Mudanya’da denize girebilir, su sporları yapabilir, bir sayfiye kasabasının tüm keyfini yaşayabilirsiniz mesela! Bursa’nın en lüks yeri olan Nilüfer’de müzelere, sanat galerilerine, kütüphanelere gidebilir, alışveriş merkezlerini gezebilir, modern cumhuriyet tarihine tanıklık edebilirsiniz. Osmangazi ilçesinde adından anlaşılacağı üzere Osmanlı İmparatorluğu’nun başkentine tarihi bir yolculuk yapabilir, gastronominin dibine vurabilir, termal havuzlarda şifa bulabilirsiniz.
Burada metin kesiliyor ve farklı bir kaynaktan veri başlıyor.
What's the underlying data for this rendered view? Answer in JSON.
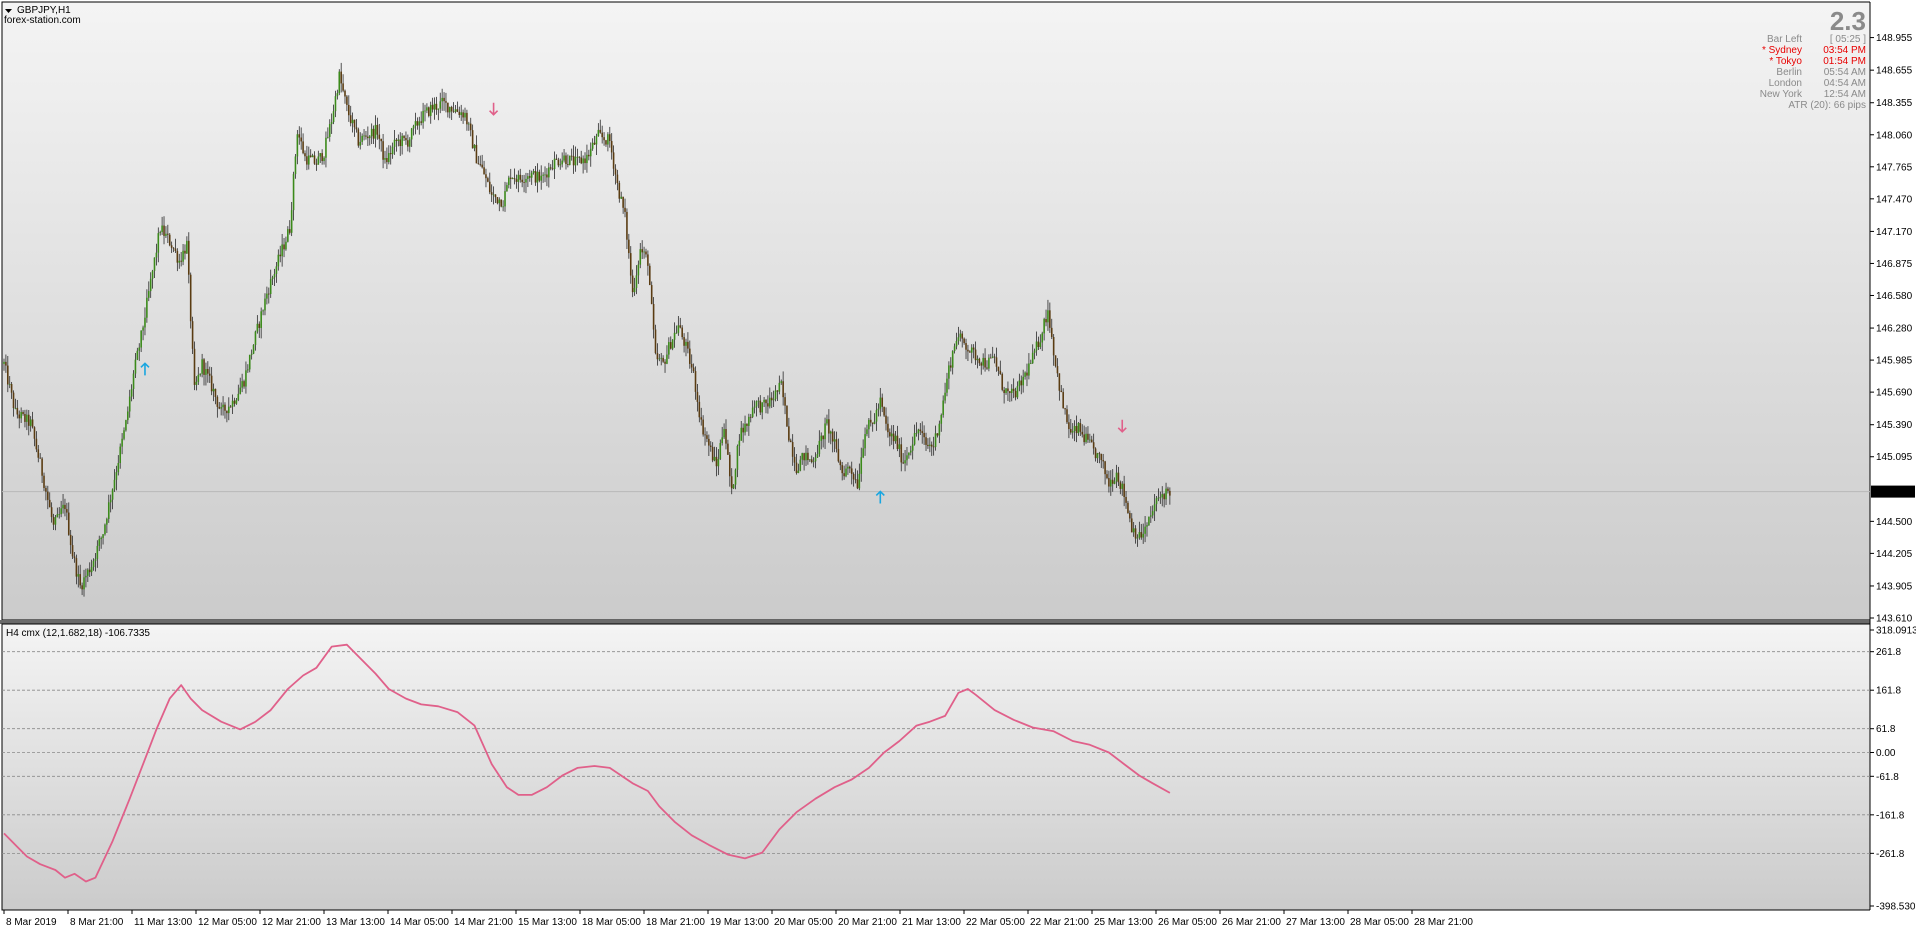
{
  "window": {
    "symbol_title": "GBPJPY,H1",
    "watermark_text": "forex-station.com",
    "dropdown_icon": "triangle-down-icon"
  },
  "info_panel": {
    "big_value": "2.3",
    "rows": [
      {
        "label": "Bar Left",
        "value": "[ 05:25 ]",
        "color": "#8a8a8a"
      },
      {
        "label": "* Sydney",
        "value": "03:54 PM",
        "color": "#e80000"
      },
      {
        "label": "* Tokyo",
        "value": "01:54 PM",
        "color": "#e80000"
      },
      {
        "label": "Berlin",
        "value": "05:54 AM",
        "color": "#8a8a8a"
      },
      {
        "label": "London",
        "value": "04:54 AM",
        "color": "#8a8a8a"
      },
      {
        "label": "New York",
        "value": "12:54 AM",
        "color": "#8a8a8a"
      }
    ],
    "atr_text": "ATR (20): 66 pips"
  },
  "indicator": {
    "label": "H4 cmx (12,1.682,18) -106.7335"
  },
  "colors": {
    "bull": "#3b8a1a",
    "bear": "#5a3c12",
    "wick": "#2b2b2b",
    "indicator_line": "#e0608a",
    "arrow_up": "#19a6e0",
    "arrow_down": "#e0608a",
    "price_tag_bg": "#000000",
    "price_tag_fg": "#ffffff",
    "grid_dash": "#8a8a8a"
  },
  "chart_data": [
    {
      "type": "candlestick",
      "symbol": "GBPJPY",
      "timeframe": "H1",
      "ylim": [
        143.61,
        149.255
      ],
      "yticks": [
        "148.955",
        "148.655",
        "148.355",
        "148.060",
        "147.765",
        "147.470",
        "147.170",
        "146.875",
        "146.580",
        "146.280",
        "145.985",
        "145.690",
        "145.390",
        "145.095",
        "144.500",
        "144.205",
        "143.905",
        "143.610"
      ],
      "current_price": "144.774",
      "xticks": [
        "8 Mar 2019",
        "8 Mar 21:00",
        "11 Mar 13:00",
        "12 Mar 05:00",
        "12 Mar 21:00",
        "13 Mar 13:00",
        "14 Mar 05:00",
        "14 Mar 21:00",
        "15 Mar 13:00",
        "18 Mar 05:00",
        "18 Mar 21:00",
        "19 Mar 13:00",
        "20 Mar 05:00",
        "20 Mar 21:00",
        "21 Mar 13:00",
        "22 Mar 05:00",
        "22 Mar 21:00",
        "25 Mar 13:00",
        "26 Mar 05:00",
        "26 Mar 21:00",
        "27 Mar 13:00",
        "28 Mar 05:00",
        "28 Mar 21:00"
      ],
      "close_path": [
        [
          0,
          145.95
        ],
        [
          6,
          145.5
        ],
        [
          14,
          145.4
        ],
        [
          20,
          144.95
        ],
        [
          26,
          144.45
        ],
        [
          32,
          144.65
        ],
        [
          36,
          144.2
        ],
        [
          40,
          143.9
        ],
        [
          46,
          144.1
        ],
        [
          52,
          144.4
        ],
        [
          58,
          144.9
        ],
        [
          64,
          145.4
        ],
        [
          68,
          145.85
        ],
        [
          72,
          146.2
        ],
        [
          76,
          146.6
        ],
        [
          82,
          147.2
        ],
        [
          88,
          147.05
        ],
        [
          92,
          146.9
        ],
        [
          96,
          147.05
        ],
        [
          100,
          145.7
        ],
        [
          104,
          145.95
        ],
        [
          110,
          145.7
        ],
        [
          114,
          145.5
        ],
        [
          120,
          145.6
        ],
        [
          126,
          145.8
        ],
        [
          132,
          146.2
        ],
        [
          138,
          146.6
        ],
        [
          144,
          146.9
        ],
        [
          150,
          147.2
        ],
        [
          154,
          148.1
        ],
        [
          158,
          147.85
        ],
        [
          164,
          147.8
        ],
        [
          168,
          147.9
        ],
        [
          172,
          148.2
        ],
        [
          176,
          148.6
        ],
        [
          180,
          148.3
        ],
        [
          186,
          148.0
        ],
        [
          190,
          148.05
        ],
        [
          196,
          148.1
        ],
        [
          200,
          147.8
        ],
        [
          206,
          148.0
        ],
        [
          212,
          148.0
        ],
        [
          218,
          148.2
        ],
        [
          224,
          148.3
        ],
        [
          230,
          148.35
        ],
        [
          236,
          148.3
        ],
        [
          242,
          148.25
        ],
        [
          248,
          147.85
        ],
        [
          252,
          147.7
        ],
        [
          256,
          147.5
        ],
        [
          262,
          147.45
        ],
        [
          266,
          147.7
        ],
        [
          270,
          147.65
        ],
        [
          276,
          147.7
        ],
        [
          282,
          147.65
        ],
        [
          288,
          147.8
        ],
        [
          294,
          147.85
        ],
        [
          300,
          147.8
        ],
        [
          306,
          147.85
        ],
        [
          312,
          148.05
        ],
        [
          318,
          148.0
        ],
        [
          322,
          147.6
        ],
        [
          326,
          147.3
        ],
        [
          330,
          146.6
        ],
        [
          334,
          147.0
        ],
        [
          338,
          146.9
        ],
        [
          342,
          146.0
        ],
        [
          346,
          145.95
        ],
        [
          350,
          146.15
        ],
        [
          354,
          146.3
        ],
        [
          358,
          146.1
        ],
        [
          362,
          145.85
        ],
        [
          366,
          145.4
        ],
        [
          370,
          145.2
        ],
        [
          374,
          145.0
        ],
        [
          378,
          145.4
        ],
        [
          382,
          144.75
        ],
        [
          386,
          145.3
        ],
        [
          390,
          145.4
        ],
        [
          394,
          145.6
        ],
        [
          398,
          145.55
        ],
        [
          402,
          145.6
        ],
        [
          408,
          145.75
        ],
        [
          412,
          145.3
        ],
        [
          416,
          145.0
        ],
        [
          420,
          145.1
        ],
        [
          424,
          145.05
        ],
        [
          428,
          145.2
        ],
        [
          432,
          145.4
        ],
        [
          436,
          145.2
        ],
        [
          440,
          144.95
        ],
        [
          444,
          145.0
        ],
        [
          448,
          144.85
        ],
        [
          452,
          145.35
        ],
        [
          456,
          145.4
        ],
        [
          460,
          145.6
        ],
        [
          464,
          145.3
        ],
        [
          468,
          145.25
        ],
        [
          472,
          145.05
        ],
        [
          476,
          145.2
        ],
        [
          480,
          145.35
        ],
        [
          484,
          145.2
        ],
        [
          488,
          145.2
        ],
        [
          492,
          145.5
        ],
        [
          496,
          145.9
        ],
        [
          500,
          146.2
        ],
        [
          504,
          146.15
        ],
        [
          508,
          146.05
        ],
        [
          512,
          146.0
        ],
        [
          516,
          145.95
        ],
        [
          520,
          146.0
        ],
        [
          524,
          145.75
        ],
        [
          528,
          145.65
        ],
        [
          532,
          145.7
        ],
        [
          536,
          145.85
        ],
        [
          540,
          146.0
        ],
        [
          544,
          146.2
        ],
        [
          548,
          146.45
        ],
        [
          552,
          145.95
        ],
        [
          556,
          145.55
        ],
        [
          560,
          145.3
        ],
        [
          564,
          145.35
        ],
        [
          568,
          145.25
        ],
        [
          572,
          145.15
        ],
        [
          576,
          145.05
        ],
        [
          580,
          144.85
        ],
        [
          584,
          144.95
        ],
        [
          588,
          144.75
        ],
        [
          592,
          144.45
        ],
        [
          596,
          144.35
        ],
        [
          600,
          144.45
        ],
        [
          604,
          144.65
        ],
        [
          608,
          144.75
        ],
        [
          612,
          144.78
        ]
      ],
      "signals": [
        {
          "type": "up",
          "i": 74,
          "price": 145.9
        },
        {
          "type": "down",
          "i": 257,
          "price": 148.3
        },
        {
          "type": "up",
          "i": 460,
          "price": 144.72
        },
        {
          "type": "down",
          "i": 587,
          "price": 145.38
        }
      ]
    },
    {
      "type": "line",
      "name": "H4 cmx (12,1.682,18)",
      "ylim": [
        -398.5301,
        318.0913
      ],
      "yticks": [
        "318.0913",
        "261.8",
        "161.8",
        "61.8",
        "0.00",
        "-61.8",
        "-161.8",
        "-261.8",
        "-398.5301"
      ],
      "levels": [
        261.8,
        161.8,
        61.8,
        0,
        -61.8,
        -161.8,
        -261.8
      ],
      "x": [
        0,
        7,
        12,
        19,
        27,
        32,
        37,
        43,
        48,
        57,
        66,
        73,
        80,
        87,
        93,
        98,
        104,
        114,
        124,
        132,
        140,
        149,
        157,
        164,
        172,
        180,
        188,
        195,
        202,
        211,
        219,
        228,
        238,
        247,
        256,
        264,
        270,
        277,
        285,
        293,
        301,
        310,
        318,
        330,
        338,
        344,
        352,
        361,
        370,
        380,
        389,
        398,
        407,
        416,
        426,
        436,
        445,
        454,
        462,
        470,
        479,
        486,
        494,
        501,
        506,
        510,
        520,
        530,
        540,
        551,
        561,
        570,
        580,
        588,
        596,
        603,
        612
      ],
      "y": [
        -210,
        -245,
        -270,
        -290,
        -305,
        -325,
        -315,
        -335,
        -325,
        -230,
        -120,
        -30,
        60,
        140,
        175,
        140,
        110,
        80,
        60,
        80,
        110,
        165,
        200,
        220,
        275,
        280,
        240,
        205,
        165,
        140,
        125,
        120,
        105,
        70,
        -30,
        -90,
        -110,
        -110,
        -90,
        -60,
        -40,
        -35,
        -40,
        -80,
        -100,
        -140,
        -180,
        -215,
        -240,
        -265,
        -275,
        -260,
        -200,
        -155,
        -120,
        -90,
        -70,
        -40,
        0,
        30,
        70,
        80,
        95,
        155,
        165,
        150,
        110,
        85,
        65,
        55,
        30,
        20,
        0,
        -30,
        -60,
        -80,
        -105
      ]
    }
  ]
}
Biraz yukarılara çıkıp Kirazlı’da teleferiğe binebilir, bulutların üzerindeymiş hissi veren manzarasında kaybolabilir, Uludağ’da kayak yapabilirsiniz. Ben en çok Koza Han’a bayıldım, o tarihi ve samimi avlusunda közde pişmiş kahvemi içerken kendimi hayattan soyutladım. İpek Han ve Kapalıçarşı’da ise kalbimi bıraktım. Bursa işi havlular, çeyizlikler ve ipekler arasında aklımı oynattım, ekonomiye can verdim belki evet ama mali açıdan da birazcık da yıprandım.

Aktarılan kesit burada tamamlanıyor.